Na última entrevista que dá, gravemente doente e a meses de morrer, Jacques Derrida afirma algo que, para os nossos novos velhos, é e será sempre: “eu nunca aprendi a viver”. Recusa de qualquer lição, vinda de um filósofo (não é isso que se espera dessa espécie, que nos ensine a viver?), vinda de quem, numa outra entrevista, dizia je ne suis pas de la familie – que é também uma acusação: eu não vos quero como iguais, não contem comigo como um de vós. Conseguirão eles perceber isso, essa última grande lição de nós, os jovens? Grandeza da recusa. Porque o grande problema deles é saberem demasiado: aprendem, ensinam, querem aprender, querem ensinar, têm sede de conhecimento, querem mudar o mundo, melhorá-lo – nós, pelo contrário, somos tão mais modestos, queremos sempre tão pouco: basta-nos destruir uma ou outra coisa, não mais do que isso. É por isso que nós, os jovens, lançamos contra eles, os nossos novos velhos, essa frase do sage: não, nós não aprendemos nem queremos aprender, nós não aprendemos a viver, nunca iremos aprender, não queremos as vossas lições, a vossa sabedoria, o vosso cansaço, a vossa sensatez, não queremos o vosso futuro, a vossa contabilidade, os vossos balanços, a vossa moral de registo civil.

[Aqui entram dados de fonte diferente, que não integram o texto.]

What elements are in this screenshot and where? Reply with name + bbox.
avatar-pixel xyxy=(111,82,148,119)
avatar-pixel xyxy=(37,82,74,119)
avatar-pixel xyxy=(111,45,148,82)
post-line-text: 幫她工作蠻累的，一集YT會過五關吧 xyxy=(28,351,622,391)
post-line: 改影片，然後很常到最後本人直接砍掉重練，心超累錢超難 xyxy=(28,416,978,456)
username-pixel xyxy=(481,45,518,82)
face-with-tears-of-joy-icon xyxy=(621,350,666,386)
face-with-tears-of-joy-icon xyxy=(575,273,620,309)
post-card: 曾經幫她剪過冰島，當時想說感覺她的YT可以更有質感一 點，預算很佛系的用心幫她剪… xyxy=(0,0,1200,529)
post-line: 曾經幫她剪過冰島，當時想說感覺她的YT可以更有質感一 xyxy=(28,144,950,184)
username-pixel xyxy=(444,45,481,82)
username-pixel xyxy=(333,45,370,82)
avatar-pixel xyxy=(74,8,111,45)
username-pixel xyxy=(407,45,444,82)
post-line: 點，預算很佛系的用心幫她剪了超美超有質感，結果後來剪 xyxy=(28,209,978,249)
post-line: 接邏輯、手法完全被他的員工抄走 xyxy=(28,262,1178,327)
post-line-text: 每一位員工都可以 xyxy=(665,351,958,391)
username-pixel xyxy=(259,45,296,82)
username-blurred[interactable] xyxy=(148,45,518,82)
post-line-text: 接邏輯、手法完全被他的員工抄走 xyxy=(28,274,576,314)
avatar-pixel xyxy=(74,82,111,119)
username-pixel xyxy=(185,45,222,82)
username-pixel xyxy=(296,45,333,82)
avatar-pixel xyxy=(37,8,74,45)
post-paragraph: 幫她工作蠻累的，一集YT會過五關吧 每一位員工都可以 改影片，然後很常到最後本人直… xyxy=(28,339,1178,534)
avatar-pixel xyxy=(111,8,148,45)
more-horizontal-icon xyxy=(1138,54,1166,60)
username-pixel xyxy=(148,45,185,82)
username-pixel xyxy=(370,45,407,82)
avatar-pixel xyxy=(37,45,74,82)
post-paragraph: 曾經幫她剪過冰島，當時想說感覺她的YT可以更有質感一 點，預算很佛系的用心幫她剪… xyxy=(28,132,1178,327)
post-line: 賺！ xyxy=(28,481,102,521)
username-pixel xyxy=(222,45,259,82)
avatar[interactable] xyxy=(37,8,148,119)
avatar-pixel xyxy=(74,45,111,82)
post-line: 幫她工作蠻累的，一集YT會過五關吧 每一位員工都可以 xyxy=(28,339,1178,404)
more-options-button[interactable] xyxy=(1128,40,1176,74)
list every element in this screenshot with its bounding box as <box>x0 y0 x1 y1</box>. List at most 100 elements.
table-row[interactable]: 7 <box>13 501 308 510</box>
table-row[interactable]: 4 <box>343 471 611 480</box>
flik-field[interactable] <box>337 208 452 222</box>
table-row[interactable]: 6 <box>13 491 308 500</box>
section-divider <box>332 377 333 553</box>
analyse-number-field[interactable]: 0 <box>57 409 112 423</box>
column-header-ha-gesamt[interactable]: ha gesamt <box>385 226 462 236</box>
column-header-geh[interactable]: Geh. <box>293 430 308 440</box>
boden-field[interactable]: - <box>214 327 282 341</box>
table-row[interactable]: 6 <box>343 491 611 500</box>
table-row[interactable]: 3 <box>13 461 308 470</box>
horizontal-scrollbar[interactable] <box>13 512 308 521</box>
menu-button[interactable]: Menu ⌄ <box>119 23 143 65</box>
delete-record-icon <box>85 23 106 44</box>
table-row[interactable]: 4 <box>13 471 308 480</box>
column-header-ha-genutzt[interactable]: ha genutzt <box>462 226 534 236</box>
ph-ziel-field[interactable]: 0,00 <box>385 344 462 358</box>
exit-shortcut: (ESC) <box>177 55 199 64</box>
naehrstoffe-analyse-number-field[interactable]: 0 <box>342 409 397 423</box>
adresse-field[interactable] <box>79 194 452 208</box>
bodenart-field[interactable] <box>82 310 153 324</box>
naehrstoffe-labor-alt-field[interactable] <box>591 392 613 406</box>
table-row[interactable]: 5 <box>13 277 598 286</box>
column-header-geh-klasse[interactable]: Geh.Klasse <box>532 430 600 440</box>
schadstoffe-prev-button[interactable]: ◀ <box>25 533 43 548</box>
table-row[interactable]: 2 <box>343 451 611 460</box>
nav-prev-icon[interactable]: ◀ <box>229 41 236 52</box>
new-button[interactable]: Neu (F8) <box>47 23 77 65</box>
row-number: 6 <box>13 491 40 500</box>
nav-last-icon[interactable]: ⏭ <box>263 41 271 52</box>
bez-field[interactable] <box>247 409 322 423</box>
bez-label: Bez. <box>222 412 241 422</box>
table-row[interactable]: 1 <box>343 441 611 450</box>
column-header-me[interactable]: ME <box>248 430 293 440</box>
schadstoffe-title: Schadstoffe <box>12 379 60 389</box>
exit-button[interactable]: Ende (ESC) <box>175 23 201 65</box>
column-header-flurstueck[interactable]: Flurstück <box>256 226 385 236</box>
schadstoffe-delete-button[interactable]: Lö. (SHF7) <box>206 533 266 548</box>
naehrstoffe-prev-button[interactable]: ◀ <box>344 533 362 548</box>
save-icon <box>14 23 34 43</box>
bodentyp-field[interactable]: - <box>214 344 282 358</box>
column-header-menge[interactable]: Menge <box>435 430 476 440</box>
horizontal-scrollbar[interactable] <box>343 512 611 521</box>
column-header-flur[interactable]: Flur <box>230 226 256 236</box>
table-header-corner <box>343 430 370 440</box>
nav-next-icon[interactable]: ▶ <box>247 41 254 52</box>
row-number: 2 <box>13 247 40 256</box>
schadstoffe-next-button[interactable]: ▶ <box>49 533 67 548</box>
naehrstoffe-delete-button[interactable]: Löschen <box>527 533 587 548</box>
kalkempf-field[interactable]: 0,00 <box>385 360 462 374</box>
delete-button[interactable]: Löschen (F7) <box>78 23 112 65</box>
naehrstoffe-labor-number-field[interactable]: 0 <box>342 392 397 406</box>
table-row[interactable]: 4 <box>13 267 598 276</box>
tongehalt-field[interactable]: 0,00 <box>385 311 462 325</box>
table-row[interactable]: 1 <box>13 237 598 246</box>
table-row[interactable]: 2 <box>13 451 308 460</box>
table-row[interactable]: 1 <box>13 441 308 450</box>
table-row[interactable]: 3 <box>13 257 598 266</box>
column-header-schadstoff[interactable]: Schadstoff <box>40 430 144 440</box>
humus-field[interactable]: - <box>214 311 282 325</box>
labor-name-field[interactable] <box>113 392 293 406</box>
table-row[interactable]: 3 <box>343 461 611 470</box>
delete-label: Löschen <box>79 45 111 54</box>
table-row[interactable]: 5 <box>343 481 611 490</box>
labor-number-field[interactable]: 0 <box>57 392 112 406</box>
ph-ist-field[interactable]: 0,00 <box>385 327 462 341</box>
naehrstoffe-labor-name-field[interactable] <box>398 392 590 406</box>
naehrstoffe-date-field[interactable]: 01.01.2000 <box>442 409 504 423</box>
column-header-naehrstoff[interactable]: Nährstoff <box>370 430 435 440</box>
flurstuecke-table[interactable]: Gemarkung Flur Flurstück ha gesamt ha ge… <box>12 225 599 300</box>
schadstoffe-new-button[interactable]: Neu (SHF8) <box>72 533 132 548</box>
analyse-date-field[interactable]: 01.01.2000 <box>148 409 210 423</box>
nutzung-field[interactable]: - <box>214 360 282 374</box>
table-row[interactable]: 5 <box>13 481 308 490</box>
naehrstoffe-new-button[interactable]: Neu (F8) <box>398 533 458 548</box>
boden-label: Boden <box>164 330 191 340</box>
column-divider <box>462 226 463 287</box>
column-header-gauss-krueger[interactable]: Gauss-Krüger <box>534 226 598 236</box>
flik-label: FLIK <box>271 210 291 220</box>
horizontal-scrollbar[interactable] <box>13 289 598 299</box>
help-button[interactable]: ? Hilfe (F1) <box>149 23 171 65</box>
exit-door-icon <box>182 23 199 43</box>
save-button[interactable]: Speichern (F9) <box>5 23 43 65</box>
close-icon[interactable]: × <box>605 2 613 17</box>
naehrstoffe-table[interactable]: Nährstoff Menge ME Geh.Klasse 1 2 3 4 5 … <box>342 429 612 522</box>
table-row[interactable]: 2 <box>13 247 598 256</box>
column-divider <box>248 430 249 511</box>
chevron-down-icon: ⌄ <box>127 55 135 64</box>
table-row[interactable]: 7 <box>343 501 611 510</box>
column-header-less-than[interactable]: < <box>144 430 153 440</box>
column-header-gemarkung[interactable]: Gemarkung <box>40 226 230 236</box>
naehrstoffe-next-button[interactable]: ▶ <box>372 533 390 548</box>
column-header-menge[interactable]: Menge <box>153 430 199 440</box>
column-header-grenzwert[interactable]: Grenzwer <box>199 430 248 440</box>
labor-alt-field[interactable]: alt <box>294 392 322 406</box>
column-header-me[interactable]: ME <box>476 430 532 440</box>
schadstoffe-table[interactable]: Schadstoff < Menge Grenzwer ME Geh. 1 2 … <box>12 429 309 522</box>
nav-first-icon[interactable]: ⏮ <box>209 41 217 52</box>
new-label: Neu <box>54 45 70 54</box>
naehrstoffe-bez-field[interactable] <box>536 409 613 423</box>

Não ouvem já um lamento à distância? Dizem-nos então, os nossos novos velhos: todo esse teu discurso é uma velharia, cheira a mofo, tem 50, 100 anos, ou mais ainda. Nada há nele de novo, já o ouvimos de tantas formas e com tantas declinações tão mais interessantes que a tua. Fazes-te passar por um jovem, mas és tão ou mais antigo que nós e esse teu discurso meio inflamado, meio irónico, mais não é que uma peça de teatro já vista, já gasta. Não valeria a pena deixares-te disso, deixares de estar preso a essas coisas que ficaram lá atrás?

Aos nossos queridos novos velhos gostaríamos de responder, nós, os jovens, com o velho Nemésio: “a minha vida está velha/ mas eu sou novo até aos dentes”.